How to drop a specific column of csv file while reading it using pandas?
If you know the column names prior, you can do it by setting usecols
parameter
When you know which columns to use
Suppose you have csv file with columns ['id','name','last_name']
and you want just ['name','last_name']
. You can do it as below:
import pandas as pd
df = pd.read_csv("sample.csv", usecols = ['name','last_name'])
when you want first N columns
If you don't know the column names but you want first N columns from dataframe. You can do it by
import pandas as pd
df = pd.read_csv("sample.csv", usecols = [i for i in range(n)])
Edit
When you know name of the column to be dropped
# Read column names from file
cols = list(pd.read_csv("sample_data.csv", nrows =1))
print(cols)
# Use list comprehension to remove the unwanted column in **usecol**
df= pd.read_csv("sample_data.csv", usecols =[i for i in cols if i != 'name'])

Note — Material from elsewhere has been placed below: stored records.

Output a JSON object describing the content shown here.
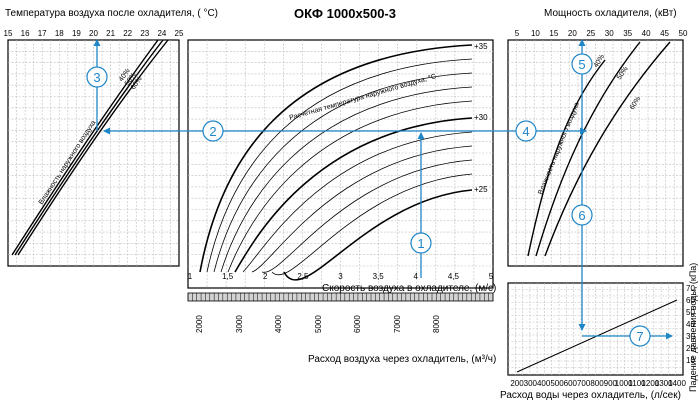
{
  "title": "ОКФ 1000х500-3",
  "chart_data": [
    {
      "id": "outlet-air-temp",
      "type": "line",
      "title": "Температура воздуха после охладителя, ( °C)",
      "x_ticks": [
        15,
        16,
        17,
        18,
        19,
        20,
        21,
        22,
        23,
        24,
        25
      ],
      "series": [
        {
          "name": "40%"
        },
        {
          "name": "50%"
        },
        {
          "name": "60%"
        }
      ],
      "annotation": "Влажность  наружного  воздуха",
      "grid": true
    },
    {
      "id": "air-velocity",
      "type": "line",
      "xlabel": "Скорость воздуха в охладителе, (м/с)",
      "x_ticks": [
        "1",
        "1,5",
        "2",
        "2,5",
        "3",
        "3,5",
        "4",
        "4,5",
        "5"
      ],
      "xlim": [
        1,
        5
      ],
      "annotation": "Расчетная   температура  наружного   воздуха, °С",
      "series": [
        {
          "name": "+35"
        },
        {
          "name": "+30"
        },
        {
          "name": "+25"
        }
      ],
      "grid": true
    },
    {
      "id": "air-flow",
      "type": "scale",
      "xlabel": "Расход воздуха через охладитель, (м³/ч)",
      "x_ticks": [
        "2000",
        "3000",
        "4000",
        "5000",
        "6000",
        "7000",
        "8000"
      ]
    },
    {
      "id": "cooling-power",
      "type": "line",
      "title": "Мощность охладителя, (кВт)",
      "x_ticks": [
        5,
        10,
        15,
        20,
        25,
        30,
        35,
        40,
        45,
        50
      ],
      "series": [
        {
          "name": "40%"
        },
        {
          "name": "50%"
        },
        {
          "name": "60%"
        }
      ],
      "annotation": "Влажность  наружного  воздуха",
      "grid": true
    },
    {
      "id": "pressure-drop",
      "type": "line",
      "xlabel": "Расход воды через охладитель, (л/сек)",
      "ylabel": "Падение давления воды, (кПа)",
      "x_ticks": [
        200,
        300,
        400,
        500,
        600,
        700,
        800,
        900,
        1000,
        1100,
        1200,
        1300,
        1400
      ],
      "xlim": [
        200,
        1400
      ],
      "y_ticks": [
        10,
        20,
        30,
        40,
        50,
        60,
        70
      ],
      "ylim": [
        0,
        70
      ],
      "series": [
        {
          "x": [
            200,
            1400
          ],
          "y": [
            0,
            60
          ]
        }
      ],
      "grid": true
    }
  ],
  "markers": [
    "1",
    "2",
    "3",
    "4",
    "5",
    "6",
    "7"
  ]
}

Get the column headers from your CSV using pd.read_csv
with nrows=1
, then do a subsequent read with usecols
to pull everything but the column(s) you want to omit.

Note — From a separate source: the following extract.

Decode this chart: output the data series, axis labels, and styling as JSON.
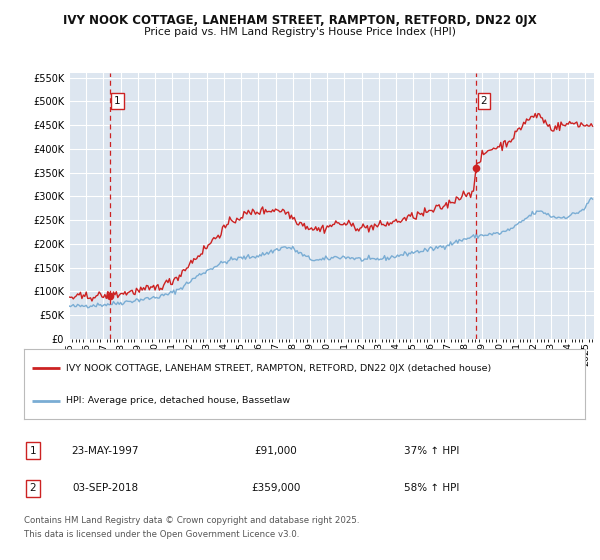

headers = [*pd.read_csv('sample.csv', nrows=1)]
df = pd.read_csv('sample.csv', usecols=[c for c in headers if c != 'name']))
Alternatively, you can do the same thing (read only the headers) very efficiently using the CSV module,
import csv
with open("sample.csv", 'r') as f:
header = next(csv.reader(f))
# For python 2, use
# header = csv.reader(f).next()
df = pd.read_csv('sample.csv', usecols=list(set(header) - {'name'}))

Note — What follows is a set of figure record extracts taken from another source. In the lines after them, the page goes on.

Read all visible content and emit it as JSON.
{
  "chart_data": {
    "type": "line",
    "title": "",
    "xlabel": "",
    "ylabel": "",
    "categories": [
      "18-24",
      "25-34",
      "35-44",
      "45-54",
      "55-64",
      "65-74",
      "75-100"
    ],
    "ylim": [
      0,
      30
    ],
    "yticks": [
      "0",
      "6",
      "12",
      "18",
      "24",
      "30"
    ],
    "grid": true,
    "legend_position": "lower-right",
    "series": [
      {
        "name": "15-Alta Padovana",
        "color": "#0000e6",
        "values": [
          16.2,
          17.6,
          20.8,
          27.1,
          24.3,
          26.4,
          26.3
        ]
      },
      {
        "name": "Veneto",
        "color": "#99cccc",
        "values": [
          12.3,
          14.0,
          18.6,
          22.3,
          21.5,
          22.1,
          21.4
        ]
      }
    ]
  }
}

The only parameter to read_csv()
that you can use to select the columns you use is usecols
. According to the documentation, usecols
accepts list-like or callable. Because you only know the columns you want to drop, you can't use a list of the columns you want to keep. So use a callable:
pd.read_csv("sample.csv",
usecols=lambda x: x != 'name'
)
And you could of course say x not in ['unwanted', 'column', 'names']
if you had a list of column names you didn't want to use.